The guys made a point of letting the crowd know how much they appreciated everyone still being there despite Ivan’s absence and that they were making a video compilation/message for the singer. It was not a question for 5FDP or their fans as to whether or not Labonte would make for an adequate stand-in for Moody, because while his vocal range doesn’t hit the same grit and hollowness that Moody’s can and that has become associated with 5FDP, the spirit was there and he had reverence for the role he was fulfilling. They completed the evening by closing on “The Bleeding” which garnered a mass uprising of voices and a high note worth exiting on.

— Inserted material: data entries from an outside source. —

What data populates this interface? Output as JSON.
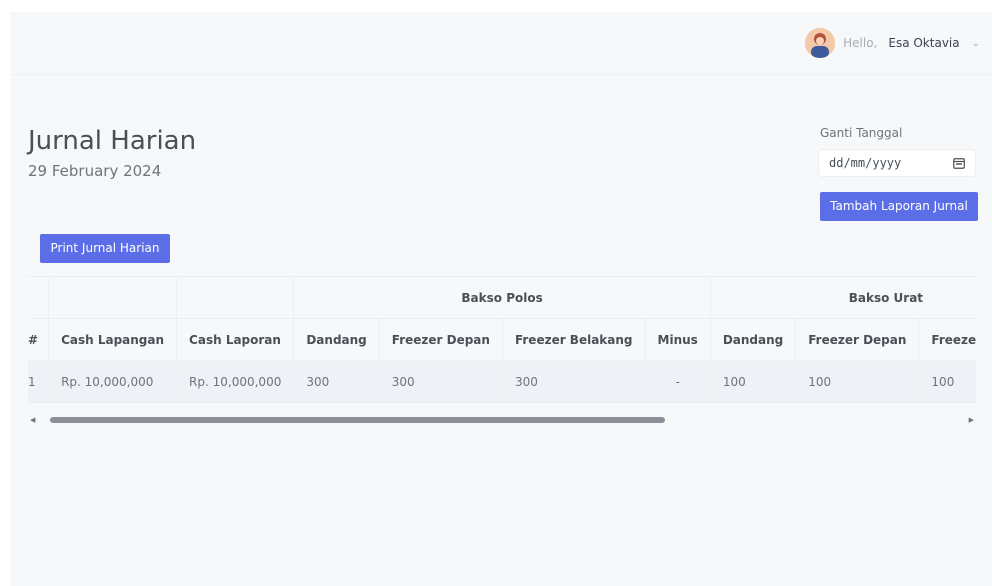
{
  "header": {
    "greeting": "Hello,",
    "username": "Esa Oktavia"
  },
  "page": {
    "title": "Jurnal Harian",
    "date": "29 February 2024"
  },
  "date_picker": {
    "label": "Ganti Tanggal",
    "placeholder": "dd/mm/yyyy"
  },
  "buttons": {
    "add_report": "Tambah Laporan Jurnal",
    "print": "Print Jurnal Harian"
  },
  "table": {
    "groups": [
      "Bakso Polos",
      "Bakso Urat"
    ],
    "columns": [
      "#",
      "Cash Lapangan",
      "Cash Laporan",
      "Dandang",
      "Freezer Depan",
      "Freezer Belakang",
      "Minus",
      "Dandang",
      "Freezer Depan",
      "Freezer Belakang"
    ],
    "rows": [
      [
        "1",
        "Rp. 10,000,000",
        "Rp. 10,000,000",
        "300",
        "300",
        "300",
        "-",
        "100",
        "100",
        "100"
      ]
    ]
  },
  "icons": {
    "calendar": "calendar-icon",
    "chevron": "chevron-down-icon",
    "scroll_left": "scroll-left-arrow-icon",
    "scroll_right": "scroll-right-arrow-icon"
  },
  "colors": {
    "primary": "#5b6ee7",
    "background": "#f7f8fa"
  },
  "scroll_position": 0
}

The most admirable and impressive thing of the night was not the elaborate face paint and elevated drum riser donned by Jeremy Spencer, or the honest and bare acoustic performance by guitarist Jason Hook with guest vocals by Austin Dickinson of As Lions of “Wrong Side of Heaven.” It wasn’t the way Hook can make a guitar sing so beautifully it could  break your heart or the great humor and shenanigans of bassist Chris Kael and guitarist Zoltan Bathory. All of these things are true, but the most impressive thing about the men of 5FDP on this night was the way in which they all, Labonte included, showed solidarity for their fallen comrade and have done so ever since his departure. They have been honest with themselves and the world about their struggles, never hiding behind mystery ailments, “exhaustion,” or “unforeseen circumstances,” they are calling the demon (addiction) out by name and refusing to fall asunder because of it, which is both refreshing and commendable.